「古典のなかの古典」を読む(1)

先週、とある人に勧められて、イヤイヤ『東大教師が新入生にすすめる本』(文春新書)を読む。新入生は100冊とか200冊とか変に乱読しないほうがいいのではないでしょうか。ブックガイドの類は、もっと簡潔であるべきではないですか。
例えば、西洋文学を専攻する学生・院生に対しては、私は「聖書とシェイクスピアだけは読んでおけ」と言います。あとはとりあえず要りません。私の愛読書の一つである市河三喜西川正身・清水護編『英文引用句辞典』(研究社)を御覧ください。
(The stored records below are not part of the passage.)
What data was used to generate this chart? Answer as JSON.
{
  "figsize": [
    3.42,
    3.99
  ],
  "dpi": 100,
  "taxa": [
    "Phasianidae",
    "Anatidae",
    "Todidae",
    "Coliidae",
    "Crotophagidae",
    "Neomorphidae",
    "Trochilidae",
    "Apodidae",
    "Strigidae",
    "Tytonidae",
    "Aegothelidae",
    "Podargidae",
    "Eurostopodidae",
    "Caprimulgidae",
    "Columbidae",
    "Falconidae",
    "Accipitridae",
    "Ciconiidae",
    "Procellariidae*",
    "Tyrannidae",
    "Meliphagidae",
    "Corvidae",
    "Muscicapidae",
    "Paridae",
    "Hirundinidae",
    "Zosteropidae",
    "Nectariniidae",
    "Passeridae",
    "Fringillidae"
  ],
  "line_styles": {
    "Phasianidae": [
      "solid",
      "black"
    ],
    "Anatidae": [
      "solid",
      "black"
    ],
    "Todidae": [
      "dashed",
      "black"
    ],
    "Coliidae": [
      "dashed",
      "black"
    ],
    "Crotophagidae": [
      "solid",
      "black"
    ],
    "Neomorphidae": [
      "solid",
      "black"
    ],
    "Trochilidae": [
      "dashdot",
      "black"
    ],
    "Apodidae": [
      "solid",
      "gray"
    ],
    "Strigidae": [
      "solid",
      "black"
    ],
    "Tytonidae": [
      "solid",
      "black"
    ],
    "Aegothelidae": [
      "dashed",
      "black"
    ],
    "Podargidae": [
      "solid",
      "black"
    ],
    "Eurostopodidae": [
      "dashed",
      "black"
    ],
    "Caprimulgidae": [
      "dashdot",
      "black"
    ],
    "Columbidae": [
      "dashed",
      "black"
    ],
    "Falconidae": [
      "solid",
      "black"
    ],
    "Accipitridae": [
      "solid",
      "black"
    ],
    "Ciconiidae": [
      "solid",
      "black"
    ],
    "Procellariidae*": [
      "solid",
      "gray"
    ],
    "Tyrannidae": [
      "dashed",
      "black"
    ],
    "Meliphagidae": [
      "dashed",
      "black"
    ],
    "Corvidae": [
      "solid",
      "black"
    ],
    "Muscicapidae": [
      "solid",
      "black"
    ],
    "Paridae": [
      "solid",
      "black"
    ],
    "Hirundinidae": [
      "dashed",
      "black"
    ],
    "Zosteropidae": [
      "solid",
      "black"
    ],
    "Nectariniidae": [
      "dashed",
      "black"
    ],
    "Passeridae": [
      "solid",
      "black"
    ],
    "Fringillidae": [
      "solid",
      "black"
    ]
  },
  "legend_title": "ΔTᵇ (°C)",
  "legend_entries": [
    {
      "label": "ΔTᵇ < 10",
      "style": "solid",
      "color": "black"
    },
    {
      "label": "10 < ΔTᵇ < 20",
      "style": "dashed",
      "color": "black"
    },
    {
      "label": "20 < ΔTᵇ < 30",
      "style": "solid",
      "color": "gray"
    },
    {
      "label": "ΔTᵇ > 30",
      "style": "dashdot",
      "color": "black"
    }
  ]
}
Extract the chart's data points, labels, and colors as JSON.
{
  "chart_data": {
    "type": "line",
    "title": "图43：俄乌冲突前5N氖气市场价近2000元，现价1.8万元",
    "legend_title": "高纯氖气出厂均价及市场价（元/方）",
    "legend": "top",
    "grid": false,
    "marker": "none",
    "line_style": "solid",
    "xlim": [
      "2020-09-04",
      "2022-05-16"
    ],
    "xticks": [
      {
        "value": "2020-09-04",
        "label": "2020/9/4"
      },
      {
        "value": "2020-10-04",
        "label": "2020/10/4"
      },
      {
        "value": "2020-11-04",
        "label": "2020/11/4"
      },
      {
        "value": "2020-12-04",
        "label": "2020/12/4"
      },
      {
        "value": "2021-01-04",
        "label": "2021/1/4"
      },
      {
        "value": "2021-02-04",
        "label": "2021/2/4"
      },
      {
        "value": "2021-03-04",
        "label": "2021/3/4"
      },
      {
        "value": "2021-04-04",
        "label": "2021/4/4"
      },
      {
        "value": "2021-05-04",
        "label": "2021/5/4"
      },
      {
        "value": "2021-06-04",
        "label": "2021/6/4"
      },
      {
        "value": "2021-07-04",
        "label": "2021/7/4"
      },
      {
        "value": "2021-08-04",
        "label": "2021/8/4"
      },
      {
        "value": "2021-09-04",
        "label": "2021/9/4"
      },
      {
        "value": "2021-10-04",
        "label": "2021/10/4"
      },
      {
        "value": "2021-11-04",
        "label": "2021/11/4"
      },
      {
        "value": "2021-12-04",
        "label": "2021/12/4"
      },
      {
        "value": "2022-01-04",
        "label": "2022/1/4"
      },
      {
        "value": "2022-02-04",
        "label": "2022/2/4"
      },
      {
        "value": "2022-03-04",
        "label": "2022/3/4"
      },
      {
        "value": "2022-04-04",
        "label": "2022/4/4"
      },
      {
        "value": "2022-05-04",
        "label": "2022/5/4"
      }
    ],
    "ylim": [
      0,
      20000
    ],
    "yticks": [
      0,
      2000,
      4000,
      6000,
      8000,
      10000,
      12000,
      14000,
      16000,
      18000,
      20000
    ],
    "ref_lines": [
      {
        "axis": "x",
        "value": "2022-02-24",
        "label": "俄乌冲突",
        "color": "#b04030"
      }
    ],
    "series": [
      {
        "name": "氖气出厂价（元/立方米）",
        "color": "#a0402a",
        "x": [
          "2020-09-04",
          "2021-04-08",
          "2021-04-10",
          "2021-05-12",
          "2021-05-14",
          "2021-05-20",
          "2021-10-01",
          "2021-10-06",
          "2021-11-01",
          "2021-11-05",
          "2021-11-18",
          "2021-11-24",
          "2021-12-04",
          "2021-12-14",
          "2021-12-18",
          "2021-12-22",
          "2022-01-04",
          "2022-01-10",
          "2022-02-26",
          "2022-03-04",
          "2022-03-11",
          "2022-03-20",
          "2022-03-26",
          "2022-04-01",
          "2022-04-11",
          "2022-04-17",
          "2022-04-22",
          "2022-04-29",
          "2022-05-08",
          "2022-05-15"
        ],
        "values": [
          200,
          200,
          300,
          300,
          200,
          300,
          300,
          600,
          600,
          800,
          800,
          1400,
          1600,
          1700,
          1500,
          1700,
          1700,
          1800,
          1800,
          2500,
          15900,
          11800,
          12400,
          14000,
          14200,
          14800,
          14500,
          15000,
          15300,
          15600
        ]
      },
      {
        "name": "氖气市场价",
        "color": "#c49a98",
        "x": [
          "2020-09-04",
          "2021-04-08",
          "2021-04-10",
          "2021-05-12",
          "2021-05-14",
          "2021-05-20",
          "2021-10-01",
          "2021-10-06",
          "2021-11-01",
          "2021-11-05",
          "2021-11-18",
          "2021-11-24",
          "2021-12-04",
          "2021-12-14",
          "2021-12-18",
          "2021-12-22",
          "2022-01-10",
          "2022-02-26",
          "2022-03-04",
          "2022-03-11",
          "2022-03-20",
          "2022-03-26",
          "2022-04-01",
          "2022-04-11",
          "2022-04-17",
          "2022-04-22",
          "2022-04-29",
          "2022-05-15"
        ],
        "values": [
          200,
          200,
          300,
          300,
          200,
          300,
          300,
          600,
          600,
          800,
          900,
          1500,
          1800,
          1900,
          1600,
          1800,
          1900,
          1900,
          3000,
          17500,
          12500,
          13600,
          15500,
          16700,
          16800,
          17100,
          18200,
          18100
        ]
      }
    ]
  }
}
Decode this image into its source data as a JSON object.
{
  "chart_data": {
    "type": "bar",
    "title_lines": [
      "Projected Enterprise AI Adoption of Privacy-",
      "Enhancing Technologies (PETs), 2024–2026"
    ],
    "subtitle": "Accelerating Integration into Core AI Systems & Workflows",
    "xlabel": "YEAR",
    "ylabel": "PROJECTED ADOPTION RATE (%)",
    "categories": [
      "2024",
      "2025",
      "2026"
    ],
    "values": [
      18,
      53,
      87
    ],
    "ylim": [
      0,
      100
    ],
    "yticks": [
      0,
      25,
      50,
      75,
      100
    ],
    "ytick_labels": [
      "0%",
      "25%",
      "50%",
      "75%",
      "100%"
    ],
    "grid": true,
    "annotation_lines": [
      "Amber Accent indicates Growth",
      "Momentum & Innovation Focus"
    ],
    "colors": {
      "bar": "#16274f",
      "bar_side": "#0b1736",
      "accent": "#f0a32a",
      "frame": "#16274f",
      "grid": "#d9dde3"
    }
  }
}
「The Bible」「Shakespeare」「Miscellaneous」という三部構成になっていて、聖書とシェイクスピアだけで全体の70%以上を占めているわけです。
つまり、西洋文学というのは、それだけ大量に聖書とシェイクスピア作品の「本歌(本説)取り」をしているということで、末端の100冊を読むよりも、そういった「本歌」「本説」――「古典のなかの古典」――を読むことこそが大事なのでは。
というわけで、営業妨害をするつもりはないですが、『東大教師が新入生にすすめる本』を手にして、そこに紹介されている本(かなり大量ですが・・・)を読破しようとしている、そこのアナタ、そんなのはいいから、聖書 *1シェイクスピア *2 をどうぞ。これらを読破するだけで相当時間がかかりますが・・・。

*1:新共同訳でいいでしょう。「外典」にも目を通したい。

*2:なかでも『ハムレット』の影響力は圧倒的ですね。ある貴婦人が『ハムレット』を初めて読んだときの感想が、「まあ、『ハムレット』って、引用文ばかりなのね(full of quotations)」だった、という西洋の笑い話があるほどです。もちろんこれは、『ハムレット』の表現を後世の作家が非常に多く取り込んでいて、また、人々の普段の会話でも何気なく『ハムレット』を引用して、人口に膾炙していたというオチ。